During his time as Chairman of the New Mexico Public Regulation Commission, Rep. Lujan worked with the Commission to adopt a resolution that recognized our government-to-government relationship concerning regulatory processes with sovereign Indian Nations.

In Congress, Rep. Lujan is continuing to work on behalf of Native Americans. Rep. Lujan fought for increased funding for BIA and IHS in the American Recovery and Reinvestment Act and the House Interior Appropriations Bills. He also fought to have the Indian Health Care Improvements Act included in health insurance reform. Language to permanently reauthorize the Indian Health Care Improvement Act (IHCIA), which governs the Indian Health Care System (IHS), is included in the Affordable Health Care for America Act. IHS is the provider of choice for many Native American patients. Unfortunately, IHCIA was last reauthorized in 1992, and that reauthorization expired eight years ago. Reauthorization will allow much-needed reforms to the Indian Health Service to move forward.

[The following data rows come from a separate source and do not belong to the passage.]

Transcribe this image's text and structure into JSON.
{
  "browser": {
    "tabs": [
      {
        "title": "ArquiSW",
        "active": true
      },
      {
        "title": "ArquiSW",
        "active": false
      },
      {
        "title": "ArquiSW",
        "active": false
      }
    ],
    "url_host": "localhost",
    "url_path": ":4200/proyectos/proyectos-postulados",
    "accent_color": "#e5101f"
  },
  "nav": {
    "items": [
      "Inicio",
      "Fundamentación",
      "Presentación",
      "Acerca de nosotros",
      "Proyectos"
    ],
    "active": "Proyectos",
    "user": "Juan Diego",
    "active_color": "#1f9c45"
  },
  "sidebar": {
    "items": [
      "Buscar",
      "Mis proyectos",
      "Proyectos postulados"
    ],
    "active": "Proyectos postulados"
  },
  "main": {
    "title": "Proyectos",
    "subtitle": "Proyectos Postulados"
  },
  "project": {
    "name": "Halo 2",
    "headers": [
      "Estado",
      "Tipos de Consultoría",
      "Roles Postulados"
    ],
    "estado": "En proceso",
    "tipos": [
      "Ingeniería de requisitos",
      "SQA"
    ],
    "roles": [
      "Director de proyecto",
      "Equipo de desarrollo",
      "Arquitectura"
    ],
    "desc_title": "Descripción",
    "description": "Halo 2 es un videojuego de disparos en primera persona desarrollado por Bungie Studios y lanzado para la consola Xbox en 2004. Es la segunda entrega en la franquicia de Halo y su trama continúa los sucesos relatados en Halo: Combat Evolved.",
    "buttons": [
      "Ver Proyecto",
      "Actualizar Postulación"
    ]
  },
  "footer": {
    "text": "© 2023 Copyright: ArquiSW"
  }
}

In addition to supporting key legislative initiatives, Rep. Lujan helped to pass the Water Quality Investment Act, which is a renewed commitment to address our nation's substantial needs for water and wastewater infrastructure. The ability of cities, rural water systems and tribal communities to ensure water quality for our nation's families is critical to the health of our country and will help create jobs.

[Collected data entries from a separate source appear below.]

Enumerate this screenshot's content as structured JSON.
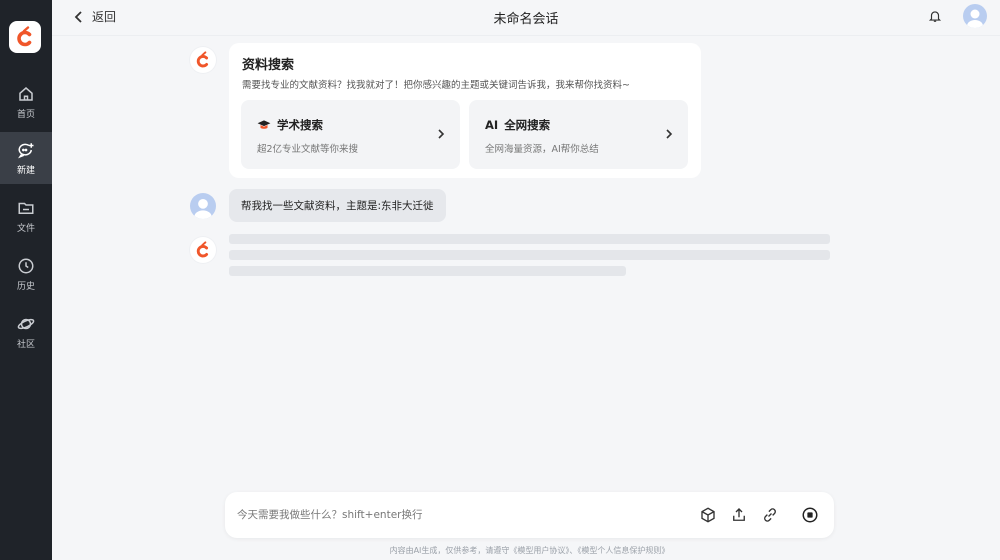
{
  "header": {
    "back_label": "返回",
    "title": "未命名会话"
  },
  "sidebar": {
    "items": [
      {
        "label": "首页",
        "icon": "home-icon"
      },
      {
        "label": "新建",
        "icon": "new-chat-icon",
        "active": true
      },
      {
        "label": "文件",
        "icon": "folder-icon"
      },
      {
        "label": "历史",
        "icon": "clock-icon"
      },
      {
        "label": "社区",
        "icon": "planet-icon"
      }
    ]
  },
  "card": {
    "title": "资料搜索",
    "description": "需要找专业的文献资料？找我就对了！把你感兴趣的主题或关键词告诉我，我来帮你找资料~",
    "options": [
      {
        "label": "学术搜索",
        "subtitle": "超2亿专业文献等你来搜",
        "icon": "graduation-cap-icon"
      },
      {
        "label": "全网搜索",
        "subtitle": "全网海量资源，AI帮你总结",
        "icon": "ai-icon"
      }
    ]
  },
  "messages": {
    "user_text": "帮我找一些文献资料，主题是:东非大迁徙"
  },
  "composer": {
    "placeholder": "今天需要我做些什么？shift+enter换行"
  },
  "footer": {
    "note": "内容由AI生成，仅供参考，请遵守《模型用户协议》、《模型个人信息保护规则》"
  },
  "colors": {
    "brand_orange": "#f0562a",
    "sidebar_bg": "#1f2329",
    "page_bg": "#f5f6f8"
  }
}
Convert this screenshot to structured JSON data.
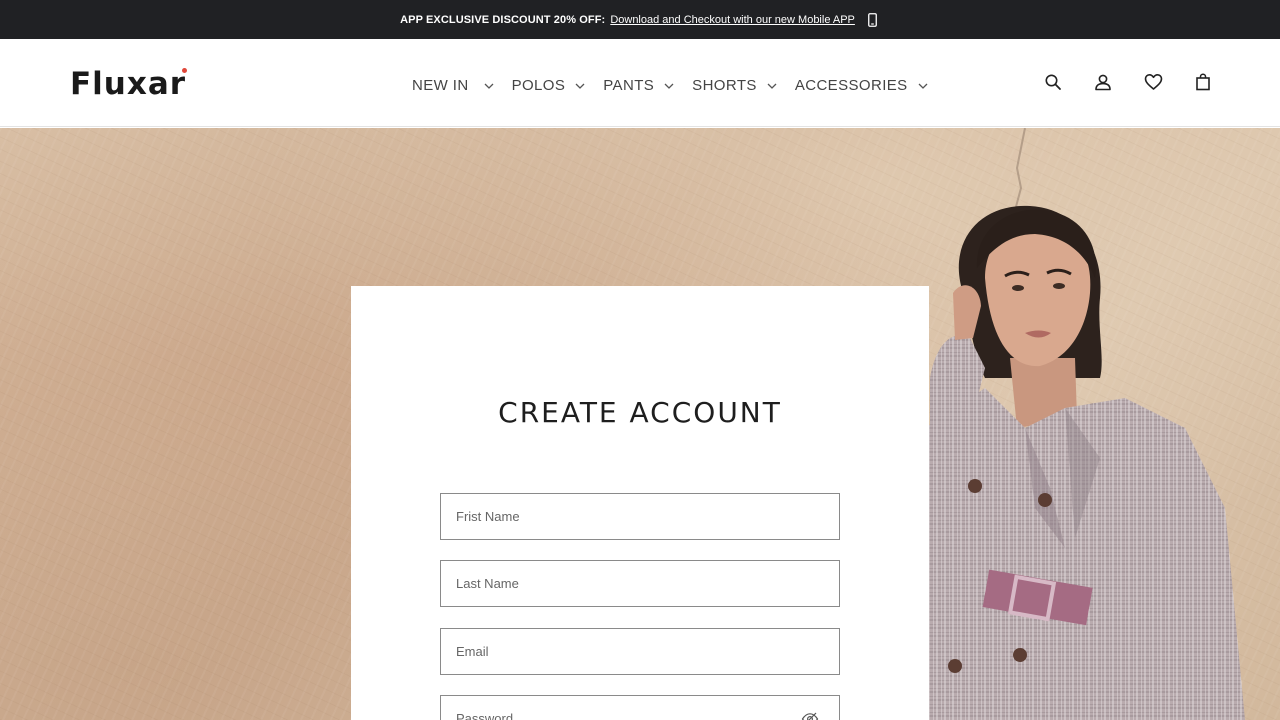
{
  "announcement": {
    "promo_text": "APP EXCLUSIVE DISCOUNT 20% OFF:",
    "link_text": "Download and Checkout with our new Mobile APP",
    "icon": "mobile-phone-icon"
  },
  "header": {
    "logo": "Fluxar",
    "nav": [
      {
        "label": "NEW IN",
        "icon": "chevron-down-icon"
      },
      {
        "label": "POLOS",
        "icon": "chevron-down-icon"
      },
      {
        "label": "PANTS",
        "icon": "chevron-down-icon"
      },
      {
        "label": "SHORTS",
        "icon": "chevron-down-icon"
      },
      {
        "label": "ACCESSORIES",
        "icon": "chevron-down-icon"
      }
    ],
    "icons": [
      "search-icon",
      "account-icon",
      "wishlist-heart-icon",
      "shopping-bag-icon"
    ]
  },
  "form": {
    "title": "CREATE ACCOUNT",
    "first_name": {
      "placeholder": "Frist Name",
      "value": ""
    },
    "last_name": {
      "placeholder": "Last Name",
      "value": ""
    },
    "email": {
      "placeholder": "Email",
      "value": ""
    },
    "password": {
      "placeholder": "Password",
      "value": "",
      "icon": "eye-slash-icon"
    }
  },
  "colors": {
    "topbar_bg": "#202124",
    "logo_accent": "#e0473a",
    "hero_bg": "#d4b99e",
    "field_border": "#8a8a8a"
  }
}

In the American Clean Energy and Security Act, Rep. Luján worked with Chairman Markey to incorporate language in the Innovation Hubs section of the bill that supports Tribal Colleges. The Energy Innovation Hubs are made up of consortia of university and private research communities, industry, national laboratories and other energy innovation participants to develop and transfer clean energy technology into the marketplace. Rep. Lujan's language specifies that in establishing three of the eight Energy Innovation Hubs under this section, the Secretary of Energy is required to give special consideration to consortium applicants that include at least one Hispanic Serving Institution or Tribal College.